You’d think someone died the way the news of Trump’s election reached me. I stayed up to watch the results for as long as I could, about six a.m. UK time, but things weren’t looking so hot. Pennsylvania was up in the air, as was Wisconsin, and I was so deep in denial I thought if I just went to sleep it would be better. Nope. I got up four hours later, already feeling nauseous. I looked at my phone screen and it was completely inundated with messages from people, mostly European, from nearly every social media corner expressing condolences—Facebook messenger, WhatsApp, text messages, even people from Tinder.
“I’m sorry for you,” Malte wrote.
“I am so sorry about the election in the States,” Anthony said.
“FUCK!” someone else screamed.
“I’m so sorry. Are you ok?” a friend from Brazil wrote.
By then I knew: Trump won. Make no mistake: white people did this. A broad range of white people did this—educated and uneducated, men and women (wow), poor and rich. Seventy percent of all voters were white and 58 percent of those white people voted for Trump. And if that’s not enough to make you sick, or if you think I’m just spewing misguided liberal propaganda, try this on for size: David Duke, former Imperial Wizard of the Ku Klux Klan, is celebrating Trump’s win. That’s the kind of president we have now.
When Trump was first bubbling up to the surface during the primaries, with his toxic elixir of spray tan, hate, and xenophobia, media pundits around the block said there were not nearly enough angry white men to push him over the top in a general election. Well, wasn’t that the face crack of the century!
Listen closely. It’s hard to express how numb and disappointed and angry I am. I’m angry that people chose a third party candidate, knowing full well their actions would lead to the apocalypse. It’s your fault. I’m angry that Trump will be the face of America but that really Mike Pence will be running the country, and I’m angry that doesn’t scare people. I’m pissed that Trump-fueled gay bashings are already happening. I’m angry that so many people voted against queer people, people of color, women of color, people of trans experience, immigrants, progress, common sense, and equality for all. I’m angry that despite all the controversies, despite all the things Trump is caught on tape saying, despite the kinds of people he’s said he would put in his cabinet and on the Supreme Court bench, I’m angry that the gulf between him and Hillary Clinton was only 200,000!

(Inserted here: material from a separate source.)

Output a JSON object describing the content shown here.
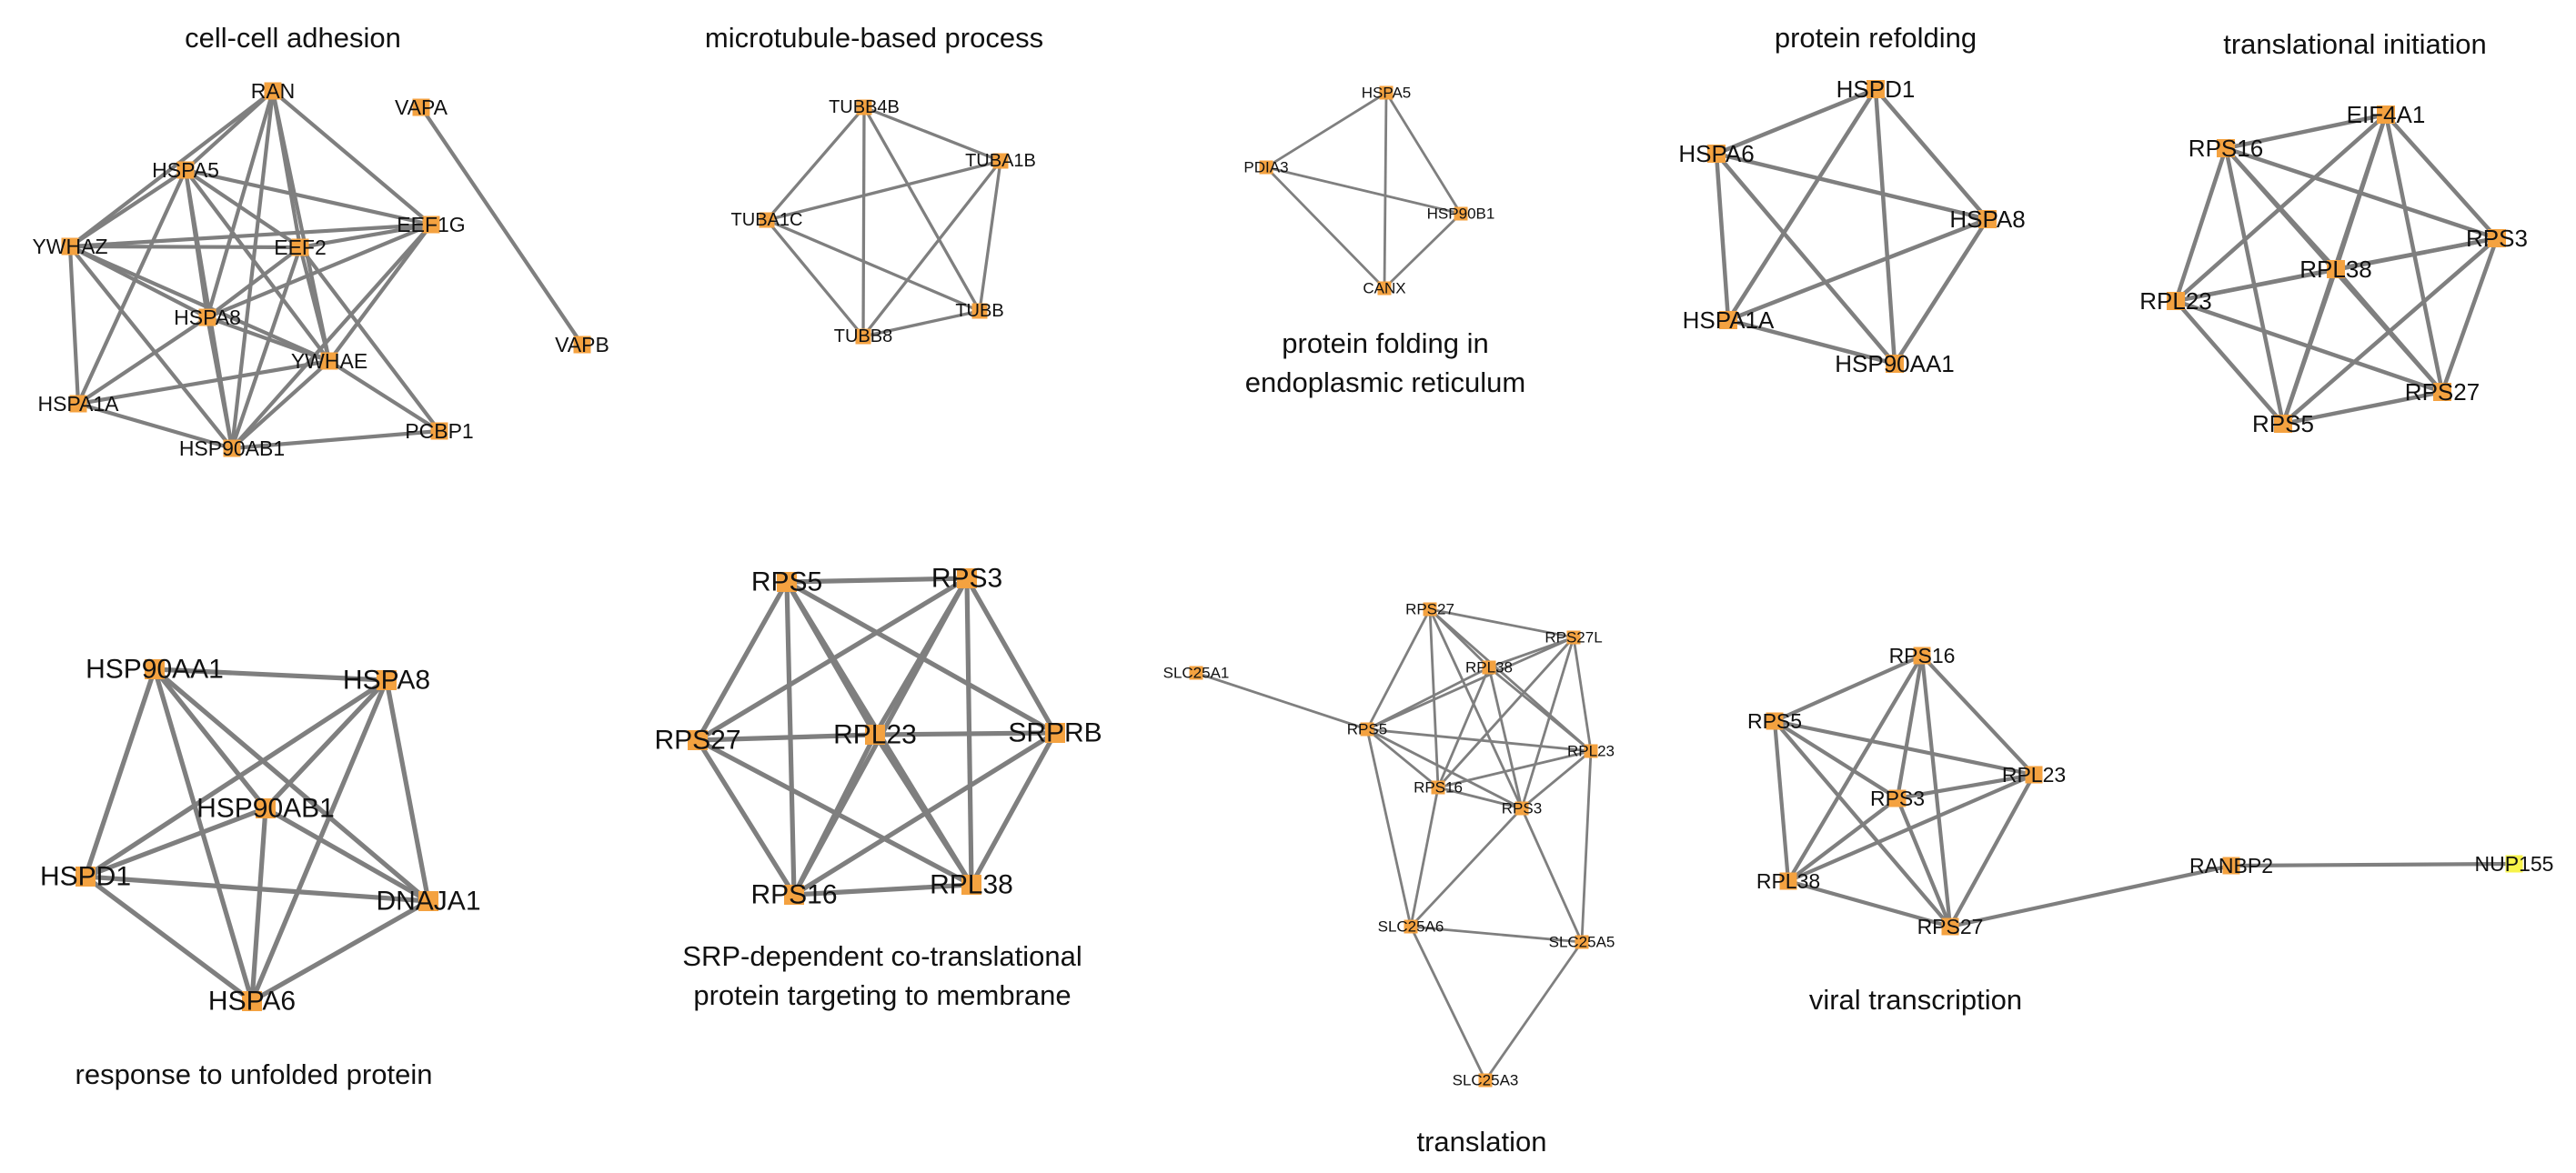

The one thing that makes me feel good is the way that people around the country—especially angry white people!—are already taking to the streets with anger and protest in cities like Chicago, Portland, New Orleans, and New York. I hope people protest Trump’s presidency every single day. I hope we come together and make his life a nightmare. Trump got elected because white people got sick of talking about race, tired of protests against police brutality against black bodies, grew ill of Black Lives Matter, sick of hearing us talk about whiteness and racism.
Whiteness is fragile. It’s so fragile that the second you talk about it as a person of color, you’re racist. Talking about white people means you’re against white people. Why is that? If you call white people out on white bullshit then suddenly you’re angry and placing the blame on all white people instead of trying to have a dialogue or ignite some form of change.
But here’s the thing. Minorities have been fighting, screaming, protesting, and writing think pieces and deleting people from Facebook for years. When we do it, we’re shouting into an echo chamber, told we’re spewing liberal propaganda, told we don’t have “all the facts,” told “the world is more than black and white.” You want facts? A gay male was beat at a Trump support rally last night and he isn’t even in office yet.
The truth is that white people will only listen to other white people. If you stand with your fellow people of color, queer people, women, and people of trans experience, people who are going to suffer the most under a Trump/Republican dominated administration, here’s what we need from you. We need you to talk to each other. We need you to talk about whiteness and do the work of dismantling white supremacy. We need you to have conversations about race amongst yourselves. We need you to talk to your racist uncle. Talk to your racist cousin or friend or boyfriend or father or mother. You got us into this mess, now it’s up to you to help us get out.